Change is in the air traffic control tower
The air traffic control system is still using radar, not GPS.
Momentum is growing for major changes to the U.S. air traffic control system, which, believe it or not, uses radar, not GPS, to land planes.
Sharon Pinkerton, senior vice present for policy at Airlines for America, says getting rid of radar would increase efficiency.
“It would enable us to put planes closer together and be more accurate in our prediction in weather and working around weather,” she says.
But American skies are already some of the safest in the world. So why the urgency? The Federal Aviation Administration’s budget has become a political football in Congress, and that’s rattled air traffic controllers.
“They want to see stable, predictable, long-range planning and funding to modernize the system,” says Jim Burnley, who was transportation secretary under Ronald Reagan.
The union, he says, “has now made very clear in the last couple of months that it is willing to look at serious alternatives to the present structure of air traffic control.”

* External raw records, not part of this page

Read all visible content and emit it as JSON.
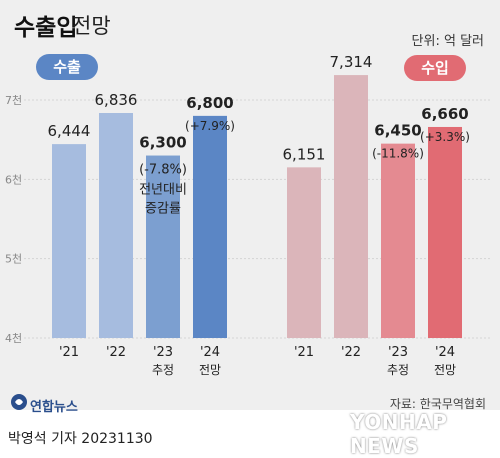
{
  "header": {
    "title": "수출입",
    "subtitle": "전망",
    "unit": "단위: 억 달러"
  },
  "groups": {
    "export_label": "수출",
    "import_label": "수입"
  },
  "annotation": {
    "export_line1": "(-7.8%)",
    "export_line2": "전년대비",
    "export_line3": "증감률"
  },
  "footer": {
    "logo": "연합뉴스",
    "source": "자료: 한국무역협회",
    "byline": "박영석 기자  20231130",
    "watermark": "YONHAP NEWS"
  },
  "colors": {
    "export_light": "#a6bcdf",
    "export_mid": "#7c9fd0",
    "export_dark": "#5b86c5",
    "import_light": "#dbb5ba",
    "import_mid": "#e48a91",
    "import_dark": "#e16b73"
  },
  "chart_data": {
    "type": "bar",
    "ylim": [
      4000,
      7000
    ],
    "yticks": [
      "4천",
      "5천",
      "6천",
      "7천"
    ],
    "ytick_values": [
      4000,
      5000,
      6000,
      7000
    ],
    "series": [
      {
        "name": "수출",
        "categories": [
          "'21",
          "'22",
          "'23",
          "'24"
        ],
        "category_sub": [
          "",
          "",
          "추정",
          "전망"
        ],
        "values": [
          6444,
          6836,
          6300,
          6800
        ],
        "value_labels": [
          "6,444",
          "6,836",
          "6,300",
          "6,800"
        ],
        "change_labels": [
          "",
          "",
          "",
          "(+7.9%)"
        ],
        "colors": [
          "#a6bcdf",
          "#a6bcdf",
          "#7c9fd0",
          "#5b86c5"
        ]
      },
      {
        "name": "수입",
        "categories": [
          "'21",
          "'22",
          "'23",
          "'24"
        ],
        "category_sub": [
          "",
          "",
          "추정",
          "전망"
        ],
        "values": [
          6151,
          7314,
          6450,
          6660
        ],
        "value_labels": [
          "6,151",
          "7,314",
          "6,450",
          "6,660"
        ],
        "change_labels": [
          "",
          "",
          "(-11.8%)",
          "(+3.3%)"
        ],
        "colors": [
          "#dbb5ba",
          "#dbb5ba",
          "#e48a91",
          "#e16b73"
        ]
      }
    ]
  }
}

But proposals are still vague. Some want to reform but keep the agency inside the government, others want it privatized. Rep. Peter DeFazio of Oregon, the ranking Democrat on the House Transportation Committee, says the Pentagon has told him it’s weary of giving airspace control to a private group.
“Do we want to do the same old thing, maybe try to patchwork it in place?” he says. “Or do we want to do something iterative and say, ‘OK, we’re going to make a major change to try and solve some of the long-term problems with this agency’?”